Roześmiał się. I pocałował ją. Spontanicznie i mocno. Odezwał dopiero po oderwaniu się od jej ust.
- Wpadniemy do twoich rodziców jeśli wpadniemy też do moich. Jak ja mam wpadać na głęboką wodę to ty też. U mnie prywatnego życia było jeszcze do niedawna niezbyt wiele. O tym wiesz. Moi rodzice żyją w Filadelfii, to nie jest tak daleko. Moje rodzeństwo też pozostało w rodzinnym mieście. Tylko ja jestem wyrzutek.
Jego dłonie przesunęły się do przodu, pracując nad rozpięciem spodni Leah. Z każdą chwilą bardziej wkręcał się w robienie a nie gadanie. Choć, oczywiście, Jack zrobiłby to już ze trzy razy.

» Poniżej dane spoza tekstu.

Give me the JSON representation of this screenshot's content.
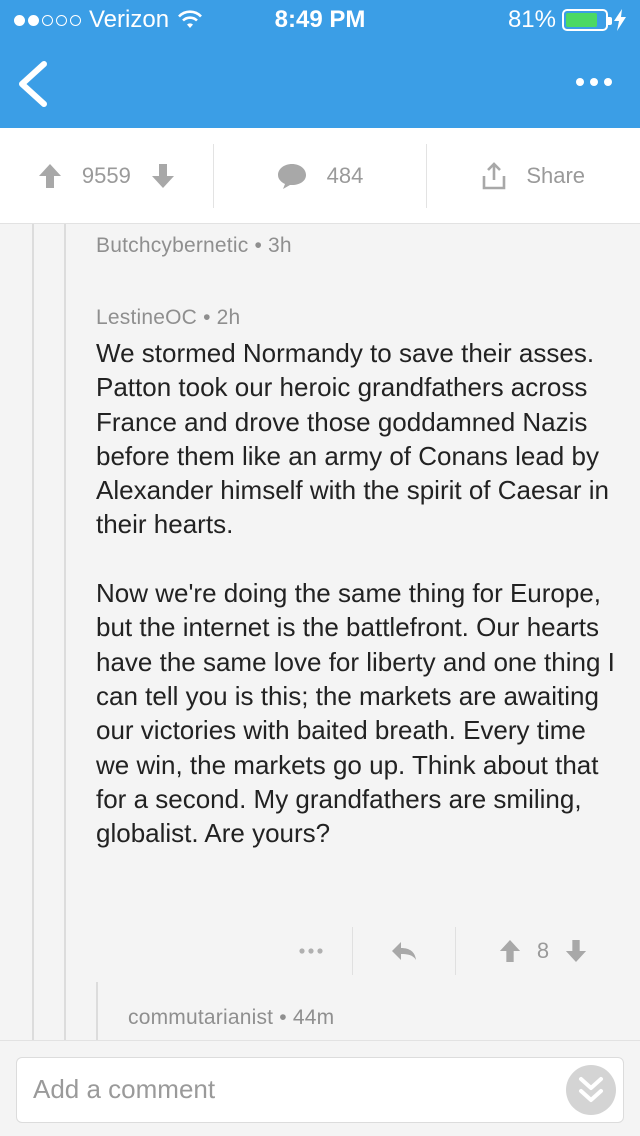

- Dobra - zgodziła się bez większego zastanowienia, może dlatego że bezbrzeżnie zajęło ją ściąganie obcisłych jeansów. - Samoloty latają tam pewnie co dwie godziny. Urlop dobrze mi zrobi.
Choć wiedziała, że jeszcze lepiej zrobi jej Ferro. Zaraz.
Nic innego tak skutecznie nie wypłukiwało z niej pokładów stresu.
Fakt, Jack może zrobiłby to już ze trzy razy ale jej się nigdzie nie spieszyło. A Ferro, braki w tempie, nadrabiał na innych polach.